Kultur
01.10.2018

Chansonnier Charles Aznavour 94-jährig verstorben

Französische Chanson-Legende war bis zuletzt aktiv. Durchbruch gelang ihm 1946 mit Hilfe von Édith Piaf.

Der weltberühmte Chansonnier Charles Aznavour ist 94-jährig verstorben. Der Sänger mit armenischen Wurzeln wurde mit Liedern wie „La Bohème“ und „Emmenez-moi“ berühmt. Als Schauspieler wirkte er in zahlreichen Filmen mit, darunter auch in „Die Blechtrommel“ von Volker Schlöndorff von 1979.

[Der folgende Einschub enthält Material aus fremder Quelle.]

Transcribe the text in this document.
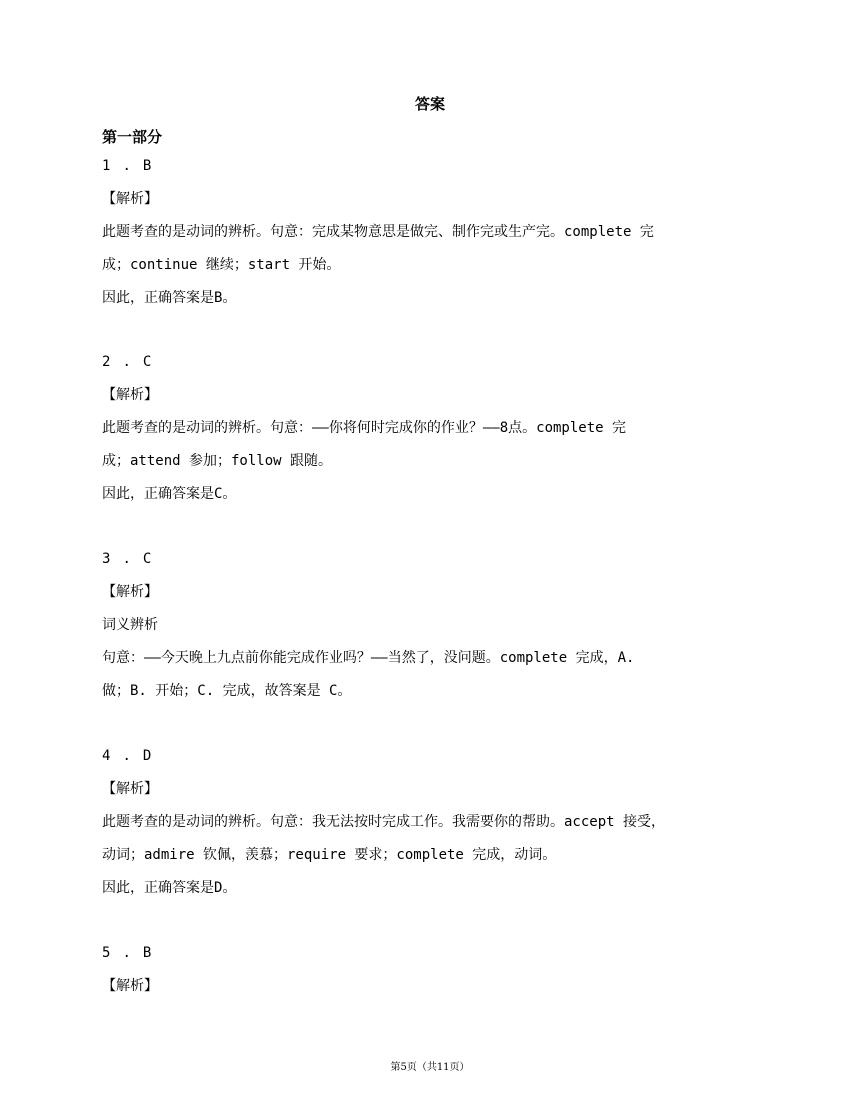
答案
第一部分
1 . B
【解析】
此题考查的是动词的辨析。句意：完成某物意思是做完、制作完或生产完。complete 完
成；continue 继续；start 开始。
因此，正确答案是B。
2 . C
【解析】
此题考查的是动词的辨析。句意：——你将何时完成你的作业？——8点。complete 完
成；attend 参加；follow 跟随。
因此，正确答案是C。
3 . C
【解析】
词义辨析
句意：——今天晚上九点前你能完成作业吗？——当然了，没问题。complete 完成，A.
做；B. 开始；C. 完成，故答案是 C。
4 . D
【解析】
此题考查的是动词的辨析。句意：我无法按时完成工作。我需要你的帮助。accept 接受，
动词；admire 钦佩，羡慕；require 要求；complete 完成，动词。
因此，正确答案是D。
5 . B
【解析】
第5页（共11页）
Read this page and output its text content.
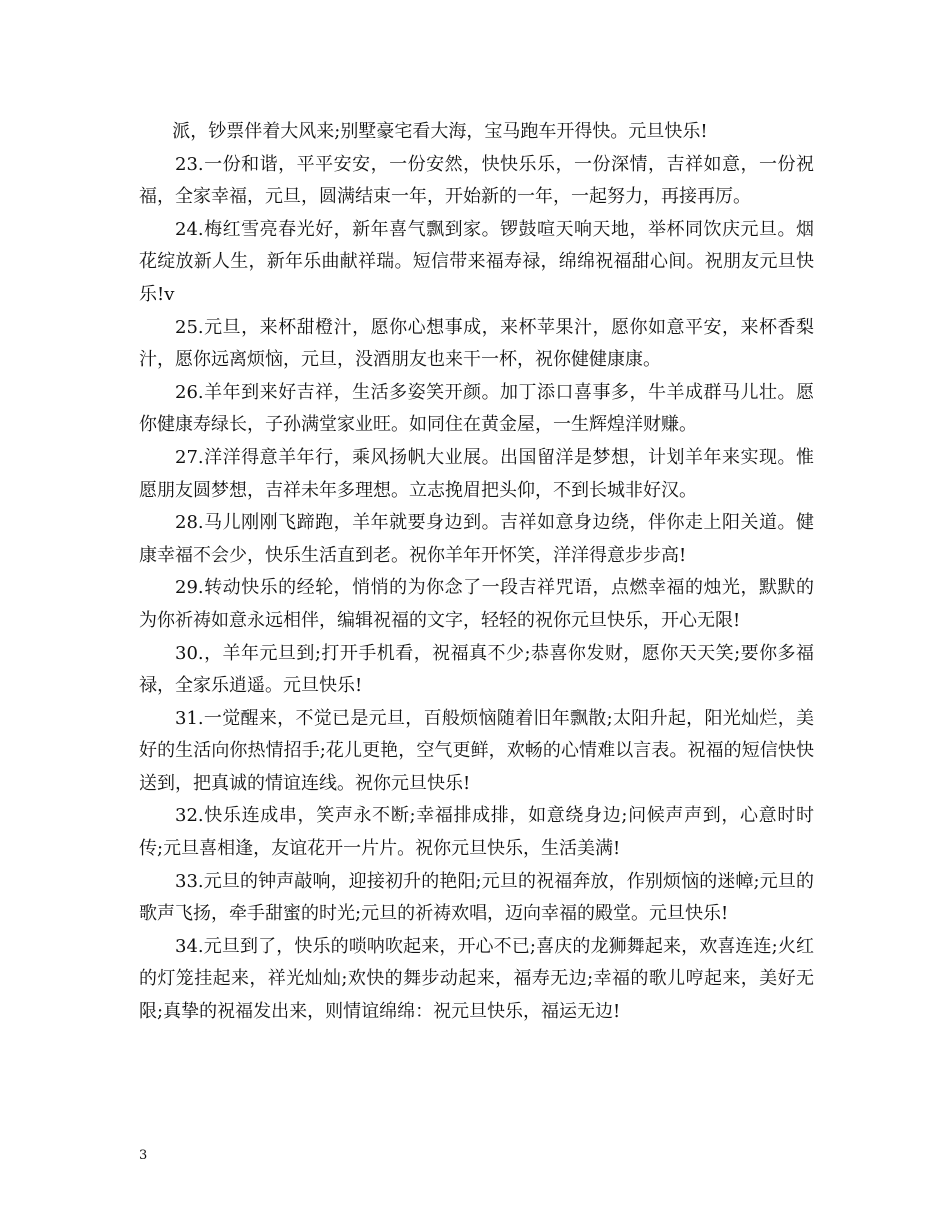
派，钞票伴着大风来;别墅豪宅看大海，宝马跑车开得快。元旦快乐!

23.一份和谐，平平安安，一份安然，快快乐乐，一份深情，吉祥如意，一份祝福，全家幸福，元旦，圆满结束一年，开始新的一年，一起努力，再接再厉。

24.梅红雪亮春光好，新年喜气飘到家。锣鼓喧天响天地，举杯同饮庆元旦。烟花绽放新人生，新年乐曲献祥瑞。短信带来福寿禄，绵绵祝福甜心间。祝朋友元旦快乐!v

25.元旦，来杯甜橙汁，愿你心想事成，来杯苹果汁，愿你如意平安，来杯香梨汁，愿你远离烦恼，元旦，没酒朋友也来干一杯，祝你健健康康。

26.羊年到来好吉祥，生活多姿笑开颜。加丁添口喜事多，牛羊成群马儿壮。愿你健康寿绿长，子孙满堂家业旺。如同住在黄金屋，一生辉煌洋财赚。

27.洋洋得意羊年行，乘风扬帆大业展。出国留洋是梦想，计划羊年来实现。惟愿朋友圆梦想，吉祥未年多理想。立志挽眉把头仰，不到长城非好汉。

28.马儿刚刚飞蹄跑，羊年就要身边到。吉祥如意身边绕，伴你走上阳关道。健康幸福不会少，快乐生活直到老。祝你羊年开怀笑，洋洋得意步步高!

29.转动快乐的经轮，悄悄的为你念了一段吉祥咒语，点燃幸福的烛光，默默的为你祈祷如意永远相伴，编辑祝福的文字，轻轻的祝你元旦快乐，开心无限!

30.，羊年元旦到;打开手机看，祝福真不少;恭喜你发财，愿你天天笑;要你多福禄，全家乐逍遥。元旦快乐!

31.一觉醒来，不觉已是元旦，百般烦恼随着旧年飘散;太阳升起，阳光灿烂，美好的生活向你热情招手;花儿更艳，空气更鲜，欢畅的心情难以言表。祝福的短信快快送到，把真诚的情谊连线。祝你元旦快乐!

32.快乐连成串，笑声永不断;幸福排成排，如意绕身边;问候声声到，心意时时传;元旦喜相逢，友谊花开一片片。祝你元旦快乐，生活美满!

33.元旦的钟声敲响，迎接初升的艳阳;元旦的祝福奔放，作别烦恼的迷幛;元旦的歌声飞扬，牵手甜蜜的时光;元旦的祈祷欢唱，迈向幸福的殿堂。元旦快乐!

34.元旦到了，快乐的唢呐吹起来，开心不已;喜庆的龙狮舞起来，欢喜连连;火红的灯笼挂起来，祥光灿灿;欢快的舞步动起来，福寿无边;幸福的歌儿哼起来，美好无限;真挚的祝福发出来，则情谊绵绵：祝元旦快乐，福运无边!

3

Noch im Dezember 2017 ist er in Wien aufgetreten. Er hat in seiner mehr als 70 Jahre langen Karriere über 1.000 Chansons komponiert.

Biografie

In Armenien wurde Charles Aznavour fast schon wie ein Heiliger verehrt. Sogar ein Kulturhaus wurde in der Hauptstadt Eriwan nach ihm benannt. An der Einweihung nahm damals auch Frankreichs Ex-Präsident Nicolas Sarkozy teil.

Er war ein Vielarbeiter: 200 bis 250 Konzerte gab er jährlich, als er 90 wurde, waren es nur noch 30. Der in Paris geborene Künstler hat sein ganzes Leben im Umfeld der Bühne verbracht. Als Knirps sang er im Restaurant seiner Flüchtlingseltern im Pariser Quartier Latin armenische Lieder und als Neunjähriger stand er erstmals auf der Bühne. Der Apfel fiel nicht weit vom Stamm. Aznavours Vater Mischa war, bevor er aus Armenien flüchtete, Bariton und seine Mutter Schauspielerin.

Der Durchbruch gelang ihm als Édith Piaf 1946 auf ihn aufmerksam wurde und mit ihm durch Frankreich und die Vereinigten Staaten tourte. Seine Lieder handeln von Liebe, Familie, Randgruppen und Armenien.

In seiner Jugend war Aznavour links eingestellt. „Eigentlich konnte man mich als Kommunisten bezeichnen, der verächtlich, vielleicht auch neidisch auf den Kapitalismus blickte“, gestand er der „ Frankfurter Allgemeinen Sonntagszeitung“. Später, als erfolgreicher Sänger und Schauspieler, habe er auf großem Fuß gelebt und einen Rolls Royce gefahren.

Aznavour stand für das ein, was er sang. Für sein Engagement, vor allem für Armenien, wurde er 1993 vom Präsidenten der Kaukasusrepublik zum „Sonderbotschafter für humanitäre Aktionen“ ernannt, 1995 bestellte ihn die Unesco zum Sonderbotschafter für Armenien und seit 2009 ist er armenischer Botschafter in der Schweiz.

Seinen Durchbruch zum Schauspieler schaffte er im Jahr 1960 mit „Schießen Sie auf den Pianisten“ von François Truffaut. Mit der Oscar-prämierten Verfilmung „Die Blechtrommel“ von Volker Schlöndorff wurde er als Schauspieler auch in Deutschland bekannt. 2008 gab er seinen Abschied von der Leinwand bekannt. Den als Sänger hatte Aznavour schon öfters angekündigt. Abschiede, die jedoch keine waren.